The assessment, authorizing the government to collect, is equivalent to the final judgment that a general creditor must obtain to collect a debt.
The IRS makes assessments in a variety of ways and times depending on what prompts it. The Service makes summary or automatic assessments of tax when a taxpayer files a return showing a tax liability, or submits payment.I.R.C. §§ 6201(a)(1), 6213(b)(4). The taxpayer consents to the Service assessment of the amount shown on his return through his submission thereof. If there is a balance due after the making of an assessment, the Service will mail a notice to that effect. The Service also makes a summary assessment when it records most penalties, especially those calculated from the information voluntarily supplied on the tax return. I.R.C. § 6665. For example, if a taxpayer files a return two months late reflecting a balance due of $10,000 tax, the Service, without examining the return, can and will automatically assess the $10,000 and a late filing penalty, and send the taxpayer a notice requesting payment.
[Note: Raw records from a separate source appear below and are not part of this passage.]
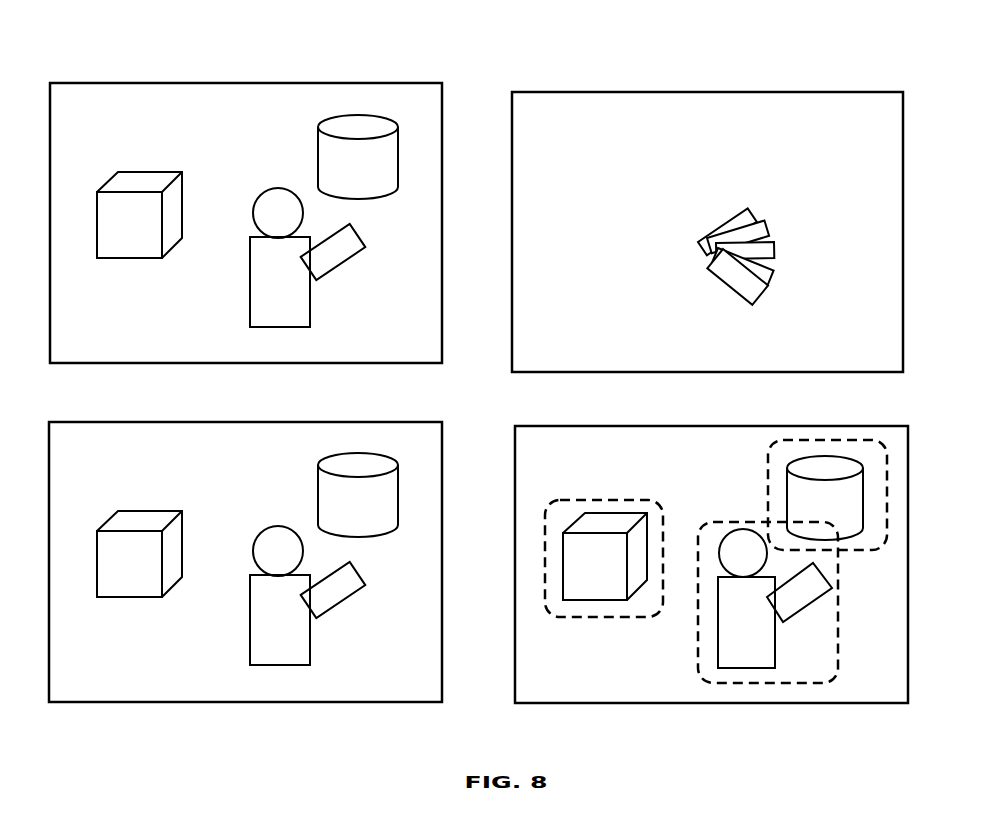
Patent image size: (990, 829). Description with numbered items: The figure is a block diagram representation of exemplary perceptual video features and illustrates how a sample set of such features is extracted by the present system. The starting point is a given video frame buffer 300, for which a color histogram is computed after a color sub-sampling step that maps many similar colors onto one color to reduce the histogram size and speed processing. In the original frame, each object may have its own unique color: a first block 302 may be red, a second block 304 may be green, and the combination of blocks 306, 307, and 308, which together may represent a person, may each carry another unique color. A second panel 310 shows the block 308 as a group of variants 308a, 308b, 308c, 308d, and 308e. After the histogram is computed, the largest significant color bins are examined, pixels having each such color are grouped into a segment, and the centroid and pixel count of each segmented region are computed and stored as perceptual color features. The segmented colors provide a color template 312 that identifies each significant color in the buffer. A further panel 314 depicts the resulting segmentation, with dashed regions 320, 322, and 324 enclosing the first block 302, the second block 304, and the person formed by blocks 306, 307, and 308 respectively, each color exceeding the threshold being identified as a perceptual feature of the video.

The video frame buffer 300 is at (247, 82).
The first block 302 is at (150, 168).
The second block 304 is at (318, 155).
The block 306 is at (312, 307).
The block 307 is at (257, 205).
The block 308 is at (362, 237).
The first card candidate 308a is at (717, 227).
The second card candidate 308b is at (770, 227).
The third card candidate 308c is at (773, 258).
The fourth card candidate 308d is at (772, 273).
The fifth card candidate 308e is at (733, 297).
The candidate objects frame 310 is at (708, 90).
The color template 312 is at (248, 422).
The segmented image frame 314 is at (692, 424).
The segmentation region around cube 320 is at (605, 617).
The segmentation region around cylinder 322 is at (887, 495).
The segmentation region around person 324 is at (838, 627).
This too will generate a balance due notice.
Deficiency assessments arise only after a lengthy process of administrative and judicial determination of a taxpayer’s correct liability that begins with the Service examining a tax return (or filing one on behalf of a delinquent taxpayer) and ends with a settlement between the parties or a decision of the court. I.R.C. § 6211 et seq. The process is marked by notices called 30-day letters or a 90-day Notice of Deficiency. As deficiencies are not self-determined, as the tax on a return is, the government may not assess, and therefore may not begin to collect, the amount asserted by the government until the matter is finalized.
In rare cases, the Service can also make termination or jeopardy assessments of any tax due if the government believes collection of the tax is in jeopardy (e.g., government believes the taxpayer is planning to flee the country).I.R.C. §§ 6851, 6861. When the government believes a jeopardy situation exists, Congress has given special permission for the Service to discard the normal pre-assessment and pre-collection procedural safeguards. Instead, the government may assess and collect tax in an expedited manner, and the taxpayer can only challenge the determination of the existence of a jeopardy situation (see I.R.C. § 7429) and of the underlying tax liability afterwards. I.R.C.§§ 6851(b), 6861(b).
Termination and jeopardy assessment rarely occur because the facts necessary to override the normal procedural safeguards prior to assessment are not normally present.